A l'évidence, l'évasion fiscale est, avec la maximisation mondialisée des profits, l'un des facteurs majeurs de la crise et de l'élargissement du fossé entre riches et pauvres. Elle est également la source principale de la dette publique. En clair, si les «évadés» fiscaux payaient tout simplement leurs impôts, les comptes des Etats retrouveraient dans la plupart des cas leur équilibre. Et pourtant, l'on ne s'attaque pas à ce problème avec la vigueur que cela mériterait. Certes, les gouvernements poussent çà et là des cris d'orfraie, mais cela se limite le plus souvent à des dénonciations portées contre les proies les plus faciles (Luxembourg, Autriche, Suisse, Liechtenstein). Ou alors sur de simples effets de manche. On se souvient des promesses creuses de Nicolas Sarkozy promettant un combat sans merci contre les paradis fiscaux. On vient de voir un François Hollande préférant afficher les patrimoines de ses ministres que de s'attaquer au cœur du problème. Ou encore, en Grande-Bretagne, un David Cameron prétendant donner sa priorité en 2013 à la lutte contre l'évasion fiscale...
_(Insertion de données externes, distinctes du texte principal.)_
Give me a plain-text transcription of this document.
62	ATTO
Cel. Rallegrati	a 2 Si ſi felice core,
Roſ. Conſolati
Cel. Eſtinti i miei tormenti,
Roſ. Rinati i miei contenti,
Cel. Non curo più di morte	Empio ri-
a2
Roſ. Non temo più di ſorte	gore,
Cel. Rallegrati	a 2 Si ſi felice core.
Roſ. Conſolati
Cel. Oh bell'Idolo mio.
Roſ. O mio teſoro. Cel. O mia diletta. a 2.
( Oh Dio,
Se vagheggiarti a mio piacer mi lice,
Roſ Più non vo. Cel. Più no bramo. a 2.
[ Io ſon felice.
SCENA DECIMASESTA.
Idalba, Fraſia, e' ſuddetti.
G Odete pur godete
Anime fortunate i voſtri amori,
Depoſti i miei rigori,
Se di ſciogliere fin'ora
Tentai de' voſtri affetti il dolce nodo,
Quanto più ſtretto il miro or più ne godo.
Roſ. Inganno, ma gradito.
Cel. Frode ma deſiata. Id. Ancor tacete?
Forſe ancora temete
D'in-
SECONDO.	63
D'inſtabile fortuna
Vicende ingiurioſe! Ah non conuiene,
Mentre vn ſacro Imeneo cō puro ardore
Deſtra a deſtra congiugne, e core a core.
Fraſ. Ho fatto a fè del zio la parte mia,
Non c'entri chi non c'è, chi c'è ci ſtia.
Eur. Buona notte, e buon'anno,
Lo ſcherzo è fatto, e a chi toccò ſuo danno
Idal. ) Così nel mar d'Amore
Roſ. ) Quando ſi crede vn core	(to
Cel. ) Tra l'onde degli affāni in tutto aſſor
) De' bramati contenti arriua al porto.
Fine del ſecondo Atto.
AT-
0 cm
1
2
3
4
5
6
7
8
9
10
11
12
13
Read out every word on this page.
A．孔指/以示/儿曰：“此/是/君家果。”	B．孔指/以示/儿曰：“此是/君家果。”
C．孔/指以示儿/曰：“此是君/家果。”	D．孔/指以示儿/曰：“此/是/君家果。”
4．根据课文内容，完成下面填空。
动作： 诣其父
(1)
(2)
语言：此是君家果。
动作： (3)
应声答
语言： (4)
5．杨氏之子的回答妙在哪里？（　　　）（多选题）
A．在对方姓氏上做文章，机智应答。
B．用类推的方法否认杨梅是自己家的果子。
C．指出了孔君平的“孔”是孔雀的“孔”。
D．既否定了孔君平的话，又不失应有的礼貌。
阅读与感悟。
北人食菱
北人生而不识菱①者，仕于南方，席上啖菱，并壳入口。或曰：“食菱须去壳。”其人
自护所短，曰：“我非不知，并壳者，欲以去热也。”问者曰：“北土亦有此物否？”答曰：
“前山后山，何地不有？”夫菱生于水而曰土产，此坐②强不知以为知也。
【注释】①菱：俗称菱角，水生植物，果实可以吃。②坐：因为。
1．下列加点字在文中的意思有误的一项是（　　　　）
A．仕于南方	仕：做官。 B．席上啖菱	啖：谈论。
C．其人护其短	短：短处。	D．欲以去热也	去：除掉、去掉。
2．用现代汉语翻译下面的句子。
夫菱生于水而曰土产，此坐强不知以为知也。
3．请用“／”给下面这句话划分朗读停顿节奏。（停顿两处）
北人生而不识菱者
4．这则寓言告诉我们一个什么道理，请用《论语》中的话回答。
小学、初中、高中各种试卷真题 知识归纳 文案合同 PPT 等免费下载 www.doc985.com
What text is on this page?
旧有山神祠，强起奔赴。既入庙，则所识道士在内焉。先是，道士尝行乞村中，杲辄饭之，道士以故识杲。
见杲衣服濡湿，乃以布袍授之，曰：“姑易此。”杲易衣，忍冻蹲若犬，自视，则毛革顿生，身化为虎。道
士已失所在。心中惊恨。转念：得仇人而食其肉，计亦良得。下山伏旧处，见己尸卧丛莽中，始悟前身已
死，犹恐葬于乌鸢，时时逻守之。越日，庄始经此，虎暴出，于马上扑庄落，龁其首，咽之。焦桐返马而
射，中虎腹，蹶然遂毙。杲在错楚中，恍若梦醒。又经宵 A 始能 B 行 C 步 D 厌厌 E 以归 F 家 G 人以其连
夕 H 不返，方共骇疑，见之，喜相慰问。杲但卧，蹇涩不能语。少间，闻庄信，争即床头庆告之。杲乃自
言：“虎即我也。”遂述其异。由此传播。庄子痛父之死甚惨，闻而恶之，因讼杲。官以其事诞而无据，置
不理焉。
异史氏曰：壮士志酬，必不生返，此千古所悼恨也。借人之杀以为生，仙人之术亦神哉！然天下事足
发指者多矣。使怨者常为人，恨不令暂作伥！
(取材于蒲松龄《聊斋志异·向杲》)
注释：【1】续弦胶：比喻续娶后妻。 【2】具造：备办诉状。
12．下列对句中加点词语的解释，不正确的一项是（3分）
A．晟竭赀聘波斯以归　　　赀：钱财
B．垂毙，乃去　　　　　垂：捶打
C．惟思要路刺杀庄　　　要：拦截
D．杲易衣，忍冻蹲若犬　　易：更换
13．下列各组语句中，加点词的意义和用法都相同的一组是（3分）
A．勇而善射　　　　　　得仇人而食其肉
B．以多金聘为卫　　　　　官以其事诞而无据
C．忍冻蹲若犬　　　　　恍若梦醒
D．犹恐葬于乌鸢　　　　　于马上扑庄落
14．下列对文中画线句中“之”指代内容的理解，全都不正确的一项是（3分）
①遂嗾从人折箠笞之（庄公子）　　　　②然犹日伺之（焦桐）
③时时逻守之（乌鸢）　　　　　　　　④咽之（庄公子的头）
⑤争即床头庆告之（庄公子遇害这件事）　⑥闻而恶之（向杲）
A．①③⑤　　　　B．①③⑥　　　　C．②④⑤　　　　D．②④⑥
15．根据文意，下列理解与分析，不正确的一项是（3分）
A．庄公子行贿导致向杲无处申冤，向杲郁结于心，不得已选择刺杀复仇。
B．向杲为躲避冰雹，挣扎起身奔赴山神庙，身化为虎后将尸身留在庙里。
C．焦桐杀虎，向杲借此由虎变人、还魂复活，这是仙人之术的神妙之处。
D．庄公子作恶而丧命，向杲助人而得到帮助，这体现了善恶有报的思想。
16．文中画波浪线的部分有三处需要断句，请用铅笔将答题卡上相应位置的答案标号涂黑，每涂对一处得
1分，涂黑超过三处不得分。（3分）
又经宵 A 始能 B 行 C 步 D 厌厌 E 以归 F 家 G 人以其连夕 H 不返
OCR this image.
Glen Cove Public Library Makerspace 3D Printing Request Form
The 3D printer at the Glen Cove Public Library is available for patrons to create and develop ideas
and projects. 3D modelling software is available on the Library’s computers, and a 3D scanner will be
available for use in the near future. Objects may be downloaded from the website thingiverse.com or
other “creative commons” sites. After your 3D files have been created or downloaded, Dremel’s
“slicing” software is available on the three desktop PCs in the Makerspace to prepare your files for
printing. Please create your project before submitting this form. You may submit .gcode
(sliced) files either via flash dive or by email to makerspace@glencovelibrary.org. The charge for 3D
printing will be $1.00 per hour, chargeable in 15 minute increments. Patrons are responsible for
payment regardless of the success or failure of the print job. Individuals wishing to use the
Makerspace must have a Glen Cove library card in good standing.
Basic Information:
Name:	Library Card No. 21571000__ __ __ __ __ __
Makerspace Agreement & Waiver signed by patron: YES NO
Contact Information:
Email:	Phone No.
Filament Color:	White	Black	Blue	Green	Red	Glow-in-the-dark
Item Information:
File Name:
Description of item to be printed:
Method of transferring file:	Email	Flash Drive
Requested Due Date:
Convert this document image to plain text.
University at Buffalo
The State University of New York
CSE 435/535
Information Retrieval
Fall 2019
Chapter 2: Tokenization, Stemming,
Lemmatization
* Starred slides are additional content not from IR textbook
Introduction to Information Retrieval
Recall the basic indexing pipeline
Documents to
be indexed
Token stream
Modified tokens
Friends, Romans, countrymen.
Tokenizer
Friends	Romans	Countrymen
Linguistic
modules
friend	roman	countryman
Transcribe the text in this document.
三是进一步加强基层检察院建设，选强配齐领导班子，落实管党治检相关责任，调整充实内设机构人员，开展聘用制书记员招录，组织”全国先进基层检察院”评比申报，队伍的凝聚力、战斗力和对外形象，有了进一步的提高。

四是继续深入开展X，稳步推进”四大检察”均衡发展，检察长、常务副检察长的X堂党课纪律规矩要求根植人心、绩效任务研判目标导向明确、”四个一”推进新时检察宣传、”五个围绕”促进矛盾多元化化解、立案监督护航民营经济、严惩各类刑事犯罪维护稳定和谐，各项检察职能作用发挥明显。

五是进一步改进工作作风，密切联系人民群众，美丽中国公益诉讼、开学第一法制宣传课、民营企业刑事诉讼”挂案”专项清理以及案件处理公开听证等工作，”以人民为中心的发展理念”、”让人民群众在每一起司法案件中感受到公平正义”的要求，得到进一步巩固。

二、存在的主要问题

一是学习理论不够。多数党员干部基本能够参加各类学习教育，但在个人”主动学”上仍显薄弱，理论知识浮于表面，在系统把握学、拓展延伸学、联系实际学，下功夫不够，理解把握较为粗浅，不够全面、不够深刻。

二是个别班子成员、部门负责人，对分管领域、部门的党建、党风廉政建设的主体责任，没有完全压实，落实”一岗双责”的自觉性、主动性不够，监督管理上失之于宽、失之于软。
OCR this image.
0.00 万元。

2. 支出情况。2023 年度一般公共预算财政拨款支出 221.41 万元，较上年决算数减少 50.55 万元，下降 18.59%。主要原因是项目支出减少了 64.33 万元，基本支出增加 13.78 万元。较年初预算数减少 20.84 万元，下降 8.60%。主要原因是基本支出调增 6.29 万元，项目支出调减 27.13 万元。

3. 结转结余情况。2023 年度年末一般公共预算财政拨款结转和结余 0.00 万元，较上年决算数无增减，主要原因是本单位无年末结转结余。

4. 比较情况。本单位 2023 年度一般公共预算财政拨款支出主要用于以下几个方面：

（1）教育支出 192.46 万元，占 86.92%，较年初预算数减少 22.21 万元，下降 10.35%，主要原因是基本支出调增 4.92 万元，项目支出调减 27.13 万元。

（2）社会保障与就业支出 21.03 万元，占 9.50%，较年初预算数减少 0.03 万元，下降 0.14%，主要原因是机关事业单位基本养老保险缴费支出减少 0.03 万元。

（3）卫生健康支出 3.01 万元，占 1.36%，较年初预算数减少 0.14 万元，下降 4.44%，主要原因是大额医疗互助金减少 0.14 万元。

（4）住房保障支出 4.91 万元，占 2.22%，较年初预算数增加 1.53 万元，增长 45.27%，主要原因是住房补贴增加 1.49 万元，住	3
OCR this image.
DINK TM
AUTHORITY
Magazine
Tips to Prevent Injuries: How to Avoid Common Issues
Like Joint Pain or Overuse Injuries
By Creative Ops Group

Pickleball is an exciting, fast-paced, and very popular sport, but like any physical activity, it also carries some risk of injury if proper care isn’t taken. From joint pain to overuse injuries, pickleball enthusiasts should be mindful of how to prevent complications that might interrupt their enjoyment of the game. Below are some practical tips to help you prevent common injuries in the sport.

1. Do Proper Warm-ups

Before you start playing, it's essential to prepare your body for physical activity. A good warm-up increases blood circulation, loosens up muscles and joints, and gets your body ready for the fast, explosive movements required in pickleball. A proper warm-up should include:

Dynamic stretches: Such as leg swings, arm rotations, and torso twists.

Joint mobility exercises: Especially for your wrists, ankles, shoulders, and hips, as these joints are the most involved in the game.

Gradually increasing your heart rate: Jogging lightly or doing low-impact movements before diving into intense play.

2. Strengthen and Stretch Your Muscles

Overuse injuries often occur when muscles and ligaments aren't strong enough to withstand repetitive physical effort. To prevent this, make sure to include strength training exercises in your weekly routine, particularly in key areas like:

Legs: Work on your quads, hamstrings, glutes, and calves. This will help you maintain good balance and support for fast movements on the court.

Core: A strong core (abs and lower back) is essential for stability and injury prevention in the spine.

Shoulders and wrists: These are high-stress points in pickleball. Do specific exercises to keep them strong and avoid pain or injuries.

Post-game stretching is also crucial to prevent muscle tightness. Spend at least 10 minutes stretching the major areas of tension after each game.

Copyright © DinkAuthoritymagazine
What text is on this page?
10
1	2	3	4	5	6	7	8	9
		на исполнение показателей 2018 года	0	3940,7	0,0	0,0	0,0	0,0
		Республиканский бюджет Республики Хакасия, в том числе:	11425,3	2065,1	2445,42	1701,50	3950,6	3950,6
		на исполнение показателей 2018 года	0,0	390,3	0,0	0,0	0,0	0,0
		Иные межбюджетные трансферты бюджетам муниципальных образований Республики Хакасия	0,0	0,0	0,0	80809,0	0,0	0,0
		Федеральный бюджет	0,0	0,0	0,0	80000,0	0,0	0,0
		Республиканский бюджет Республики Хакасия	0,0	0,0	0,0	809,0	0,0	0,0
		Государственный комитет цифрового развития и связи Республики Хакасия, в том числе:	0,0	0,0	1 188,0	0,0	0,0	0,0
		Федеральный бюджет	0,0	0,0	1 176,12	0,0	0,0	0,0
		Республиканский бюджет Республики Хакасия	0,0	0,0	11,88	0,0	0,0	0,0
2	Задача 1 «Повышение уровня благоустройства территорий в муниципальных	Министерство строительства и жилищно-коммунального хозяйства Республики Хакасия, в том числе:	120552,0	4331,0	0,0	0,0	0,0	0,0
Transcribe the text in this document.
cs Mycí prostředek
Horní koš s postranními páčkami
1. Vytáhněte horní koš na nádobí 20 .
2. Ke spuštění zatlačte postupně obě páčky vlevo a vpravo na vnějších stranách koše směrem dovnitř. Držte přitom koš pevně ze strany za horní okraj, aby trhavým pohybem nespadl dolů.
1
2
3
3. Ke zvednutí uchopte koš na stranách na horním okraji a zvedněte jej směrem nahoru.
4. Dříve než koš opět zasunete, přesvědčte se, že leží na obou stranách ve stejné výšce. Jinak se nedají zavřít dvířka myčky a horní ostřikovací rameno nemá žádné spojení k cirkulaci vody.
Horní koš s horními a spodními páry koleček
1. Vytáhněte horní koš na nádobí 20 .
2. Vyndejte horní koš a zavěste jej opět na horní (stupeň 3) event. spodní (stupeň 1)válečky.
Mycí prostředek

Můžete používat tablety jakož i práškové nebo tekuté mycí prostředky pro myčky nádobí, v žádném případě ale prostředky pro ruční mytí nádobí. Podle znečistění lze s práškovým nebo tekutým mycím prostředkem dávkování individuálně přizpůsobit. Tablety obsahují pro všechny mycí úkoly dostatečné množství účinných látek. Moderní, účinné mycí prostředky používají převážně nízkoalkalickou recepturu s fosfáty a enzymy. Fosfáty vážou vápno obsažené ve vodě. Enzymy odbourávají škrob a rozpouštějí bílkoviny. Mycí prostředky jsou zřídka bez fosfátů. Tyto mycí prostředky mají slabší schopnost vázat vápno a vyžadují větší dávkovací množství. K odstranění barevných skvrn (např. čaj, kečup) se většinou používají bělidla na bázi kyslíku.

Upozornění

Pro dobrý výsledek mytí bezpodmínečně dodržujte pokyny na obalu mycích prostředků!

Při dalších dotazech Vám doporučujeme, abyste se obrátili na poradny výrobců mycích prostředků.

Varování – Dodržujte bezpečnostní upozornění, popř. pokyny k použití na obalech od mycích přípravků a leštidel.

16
En réalité, rien ne bouge vraiment. Pour combattre la crise, on choisit quasi systématiquement de recourir à des budgets d'austérité plutôt que d'aller chercher l'argent là où il se cache, en introduisant des législations interdisant les paradis fiscaux, le secret bancaire, mais aussi le secret fiduciaire derrière lequel se retranchent des avocats d'affaires et fiscalistes pour construire des montages financiers opaques.

Les gouvernements sourds
Or les budgets d'austérité sont non seulement injustes parce qu'ils font reposer le poids de la dette sur celles et ceux qui n'en sont pas responsables et dont les revenus sont modestes, ils sont également totalement inefficaces et même contre-productifs parce qu'ils tuent la croissance. «Nous savons pourtant, depuis la Grande Dépression, que l'austérité ne fonctionne pas», déclare dans le journal Le Devoir du 13 avril dernier Joseph Stiglitz, Prix Nobel d'économie, ancien chef des conseillers économiques du président américain Bill Clinton et ex-économiste en chef de la Banque mondiale. «Ce qui est stupéfiant, c'est qu'autant de dirigeants politiques continuent malgré tout d'appuyer ces politiques discréditées, même si des voix aussi conservatrices que le FMI leur disent aujourd'hui que leur austérité est dangereuse et qu'il faut s'occuper de toute urgence de stimuler l'économie. C'est comme si les gouvernements avaient cessé d'écouter.» Joseph Stiglitz dénonce la déréglementation, le rétrécissement du filet social et le recul de la fiscalité progressive. «L'accroissement des inégalités de revenus va de pair avec un accroissement des inégalités politiques. Notre démocratie s'en retrouve déformée.» Cela s'observe notamment, selon lui, «par l'influence démesurée des pouvoirs de l'argent sur les médias, ainsi que par la redoutable efficacité de la droite «à vendre ses idées».
Parmi ces idées, il y a celle consistant à brandir la menace du recul de l'emploi à chaque fois que germe le projet de taxer davantage les plus riches. Le riche est dès lors présenté comme un créateur d'emploi. Le taxer, c'est le punir, le jalouser. Bon nombre de spéculateurs, de top managers surpayés et de riches héritiers excellent ainsi dans l'art de se repeindre en louables patrons de PME pour s'attirer la grâce populaire. Ils se mettent dans le costume de la victime contrainte à l'exil pour échapper à un fisc dit confiscatoire. En réalité, ces spéculateurs sont davantage des prédateurs financiers que des créateurs d'emplois. Ils ne créent pas les richesses, mais s'en accaparent. S'ils migrent vers des paradis fiscaux, ce n'est pas pour fuir leur devoir mais pour échapper à «l'enfer fiscal». Celui qu'ils laissent aux autres.